One original study investigated the relationship between chronic heart failure (CHF) and autophagy signaling in skeletal muscle [75]. It was suggested that there is a difference in the manner of autophagic adaptation between soleus (slow-type) and plantaris (fast-type) muscles by using rats with myocardial infarction. In fact, the transcription levels of GABARAPL1 and Atg7 were increased in the plantaris but not the soleus muscle. However, the expression levels of other autophagic markers (Beclin-1 and Atg12) did not change significantly. In addition, an autophagy-activating marker (LC3-II/I) also did not increase in both muscles. However, there have been no studies examining the autophagy in muscle in cases of CHF. It remains to be elucidated whether CHF includes autophagic activation in skeletal muscle similar to muscle in cancer cachexia and COPD.

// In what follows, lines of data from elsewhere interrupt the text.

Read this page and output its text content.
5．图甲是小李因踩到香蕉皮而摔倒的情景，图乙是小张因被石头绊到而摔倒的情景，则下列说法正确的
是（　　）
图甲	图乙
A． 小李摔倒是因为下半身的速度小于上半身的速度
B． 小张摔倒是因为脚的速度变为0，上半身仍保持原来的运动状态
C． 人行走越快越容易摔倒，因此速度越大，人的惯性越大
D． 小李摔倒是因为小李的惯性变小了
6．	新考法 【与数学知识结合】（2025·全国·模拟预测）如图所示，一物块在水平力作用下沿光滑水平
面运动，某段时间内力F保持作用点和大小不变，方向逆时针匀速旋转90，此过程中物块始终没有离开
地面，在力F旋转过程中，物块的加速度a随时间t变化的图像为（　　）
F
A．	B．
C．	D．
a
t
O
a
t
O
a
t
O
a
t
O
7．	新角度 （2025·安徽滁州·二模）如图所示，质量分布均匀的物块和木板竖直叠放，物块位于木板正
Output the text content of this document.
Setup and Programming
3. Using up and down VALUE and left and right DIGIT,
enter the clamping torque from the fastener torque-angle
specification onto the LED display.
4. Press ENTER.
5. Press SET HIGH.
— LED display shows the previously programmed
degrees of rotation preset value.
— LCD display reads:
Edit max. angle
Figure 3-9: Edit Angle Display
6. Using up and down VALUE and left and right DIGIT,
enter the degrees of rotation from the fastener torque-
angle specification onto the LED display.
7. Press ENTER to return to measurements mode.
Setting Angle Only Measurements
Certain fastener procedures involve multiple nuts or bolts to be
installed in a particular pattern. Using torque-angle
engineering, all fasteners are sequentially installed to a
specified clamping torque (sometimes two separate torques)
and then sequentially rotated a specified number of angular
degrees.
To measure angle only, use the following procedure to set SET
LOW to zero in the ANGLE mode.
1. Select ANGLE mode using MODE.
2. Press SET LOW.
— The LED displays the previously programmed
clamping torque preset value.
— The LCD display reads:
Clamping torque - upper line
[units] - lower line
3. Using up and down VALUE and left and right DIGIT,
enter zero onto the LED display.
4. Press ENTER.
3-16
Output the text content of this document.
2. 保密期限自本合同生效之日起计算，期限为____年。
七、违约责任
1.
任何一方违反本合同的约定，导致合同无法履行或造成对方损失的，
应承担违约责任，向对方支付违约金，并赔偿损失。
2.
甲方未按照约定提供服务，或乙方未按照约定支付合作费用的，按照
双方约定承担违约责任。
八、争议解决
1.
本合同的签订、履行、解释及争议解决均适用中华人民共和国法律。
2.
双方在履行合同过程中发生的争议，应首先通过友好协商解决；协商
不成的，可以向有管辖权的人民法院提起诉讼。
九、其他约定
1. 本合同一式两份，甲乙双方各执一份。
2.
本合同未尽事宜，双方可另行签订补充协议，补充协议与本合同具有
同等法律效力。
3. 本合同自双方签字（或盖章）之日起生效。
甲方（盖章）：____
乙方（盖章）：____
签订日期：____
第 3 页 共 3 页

A finely tuned system for protein degradation and organelle removal is required for the proper function and contractility of skeletal muscle [14]. Inhibition/alteration of autophagy contributes to myofiber degeneration leading to accumulation of abnormal (dysfunctional) organelles and of unfolded and aggregation-prone proteins [24, 76], which are typical features of several myopathies [36, 77]. Generation of Atg5 and Atg7 muscle-specific knockout mice confirmed the physiological importance of the autophagy system in muscle mass maintenance [24, 78]. The muscle-specific Atg7 knockout mice are characterized by the presence of abnormal mitochondria, oxidative stress, accumulation of polyubiquitinated proteins, and consequent sarcomere disorganization [24]. In addition, the central role of the autophagy-lysosome system in muscle homeostasis is highlighted by lysosomal storage diseases (Pompe disease, Danon disease, and X-linked myopathy), a group of debilitating muscle disorders characterized by alterations in lysosomal proteins and autophagosome buildup [79]. Intriguingly, all of these myopathies exhibit the accumulation of autophagic vacuoles inside myofibers due to defects in their clearance.